Hospitals exhibited resilient financial recovery in October, surpassing pandemic-era margins. Stabilized metrics, and strategies emphasizing technology, outpatient services, and workforce optimization denote a positive trend. While labor expenses reduce, non-labor costs remain steady, underlining sustained fiscal growth. Patient-centric measures are vital for strengthening relationships and enhancing hospital performance.
In October, hospitals demonstrated robust financial resilience, surpassing the margins observed during the peak of the pandemic. The latest findings from the “National Hospital Flash Report” by Kaufman Hall indicate a notable improvement in hospital performance, showcasing a trajectory of ongoing stabilization following the challenges posed by the COVID-19 crisis.
The report analyzes financial data from over 1,300 hospitals provided by Syntellis Performance Solutions. It reveals a median calendar year-to-date operating margin index of 1.2 percent in October, remaining consistent with this figure since August 2023.
Previously, the median calendar year-to-date operating margin index reached its apex in June at 1.5 percent, dropping to 1.0 percent in July. However, the recent steadiness in these metrics underscores the financial resilience hospitals have achieved. Notably, the current operating margins surpass those observed during the pandemic’s peak, signaling a positive upward trend, as highlighted in the report.

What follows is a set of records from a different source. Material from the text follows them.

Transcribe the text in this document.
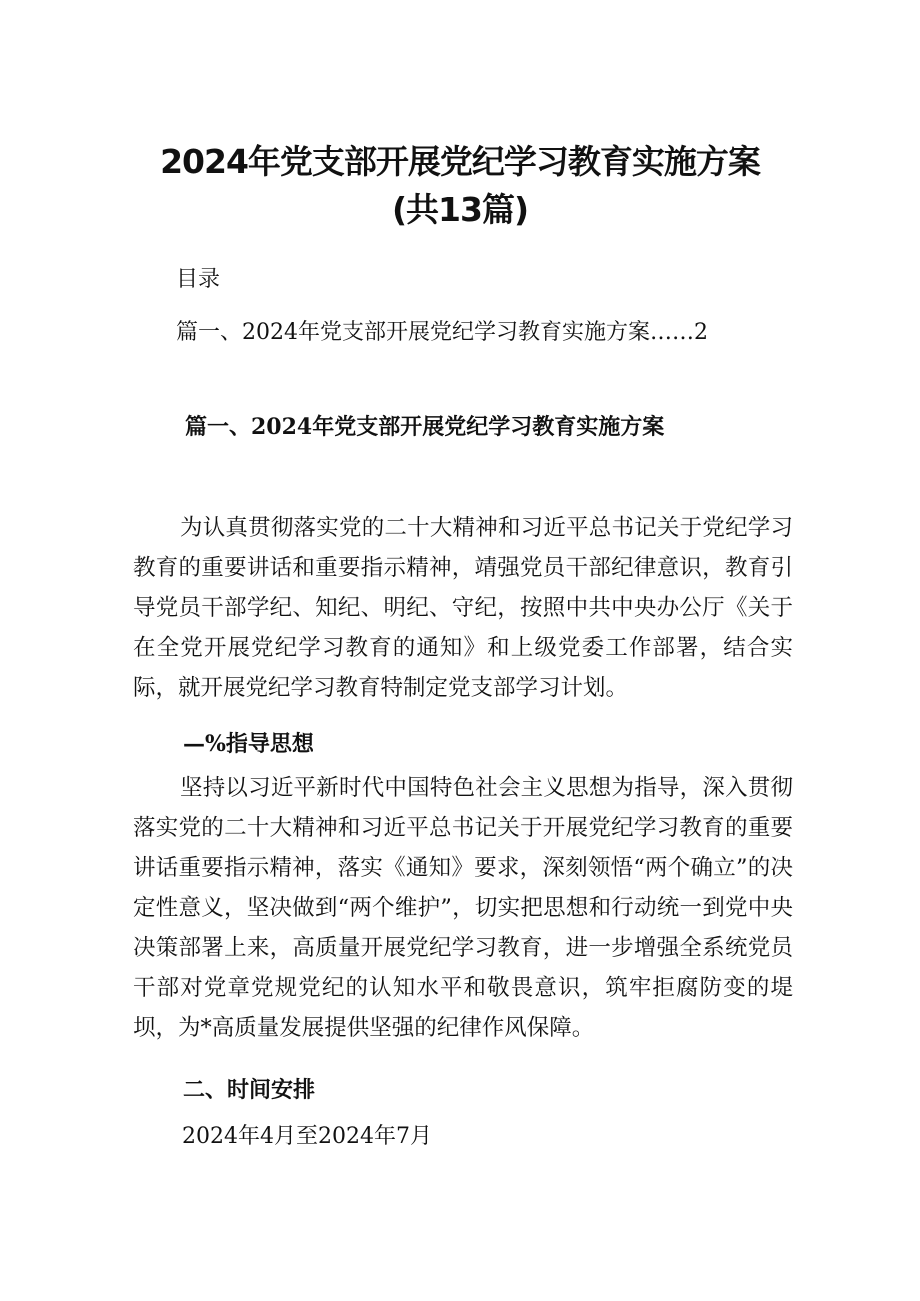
2024年党支部开展党纪学习教育实施方案
(共13篇)
目录
篇一、2024年党支部开展党纪学习教育实施方案……2
篇一、2024年党支部开展党纪学习教育实施方案
为认真贯彻落实党的二十大精神和习近平总书记关于党纪学习教育的重要讲话和重要指示精神，靖强党员干部纪律意识，教育引导党员干部学纪、知纪、明纪、守纪，按照中共中央办公厅《关于在全党开展党纪学习教育的通知》和上级党委工作部署，结合实际，就开展党纪学习教育特制定党支部学习计划。
—%指导思想
坚持以习近平新时代中国特色社会主义思想为指导，深入贯彻落实党的二十大精神和习近平总书记关于开展党纪学习教育的重要讲话重要指示精神，落实《通知》要求，深刻领悟“两个确立”的决定性意义，坚决做到“两个维护”，切实把思想和行动统一到党中央决策部署上来，高质量开展党纪学习教育，进一步增强全系统党员干部对党章党规党纪的认知水平和敬畏意识，筑牢拒腐防变的堤坝，为*高质量发展提供坚强的纪律作风保障。
二、时间安排
2024年4月至2024年7月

Stabilized Metrics and Strategic Initiatives Drive Hospital Financial Recovery
Erik Swanson, Senior Vice President of Data and Analytics at Kaufman Hall, emphasized the hospitals’ continued financial stabilization. He noted that these institutions are proactively adopting strategies aimed at enhancing resilience and reducing vulnerability. These strategies encompass technological investments, bolstering partnerships with post-acute care providers, expanding outpatient services, and implementing workforce optimization techniques.
Challenges in workforce management have persistently affected hospitals, health systems, and physician practices since the height of the pandemic in 2020. The financial burden stemming from escalated labor expenses remains a significant concern. While recent quarterly earnings suggest a decline in reliance on contract labor to bridge workforce gaps, hospitals are still grappling with recovering from the elevated costs incurred by utilizing travel nurses and other temporary clinicians.
The national data indicates that labor expenses per adjusted discharge remained unchanged from September, reflecting a 5 percent decline year-over-year and a 6 percent decrease year-to-date compared to the previous year. In contrast, non-labor expenses per adjusted discharge witnessed a 1 percent increase in October. This figure remained consistent with both the previous year and the corresponding period in 2020. However, year-to-date data demonstrated a 2 percent reduction compared to the previous year.
Throughout October, hospital volumes remained relatively steady. There was minimal change in discharges per calendar day, adjusted discharges per calendar day, and average length of stay compared to September. Yet, discharges per calendar day surged by 5 percent year-over-year and by 3 percent year-to-date compared to 2020.
The trend of transitioning to outpatient care persisted, evident in a 2 percent decline in emergency department visits from the previous month. This shift has been ongoing since the pandemic’s onset, underscoring the necessity to fortify provider networks and outpatient services, as highlighted in the report.
Moreover, there was a decline in observation patient days in October, potentially attributed to changes in patient demographics and increased oversight via case management and observation unit utilization.
The report emphasizes incorporating patient-centric measures, such as analyzing the cost of care, to fortify patient relationships. These measures aim to enhance patient satisfaction, improve accessibility, and refine marketing strategies. Additionally, tracking the corresponding return on investment is advised as part of these initiatives.
Overall, Hospitals must persist in adopting patient-focused measures and consumer-oriented healthcare strategies. Strengthening patient relationships through cost-of-care assessments is imperative for improved satisfaction and accessibility. The consistent margin recovery, steady reduction in labor expenses, and sustained stability in non-labor costs demonstrate hospitals’ resilience. Embracing technology, expanding outpatient services, and optimizing the workforce remains crucial for continued financial growth and long-term stability.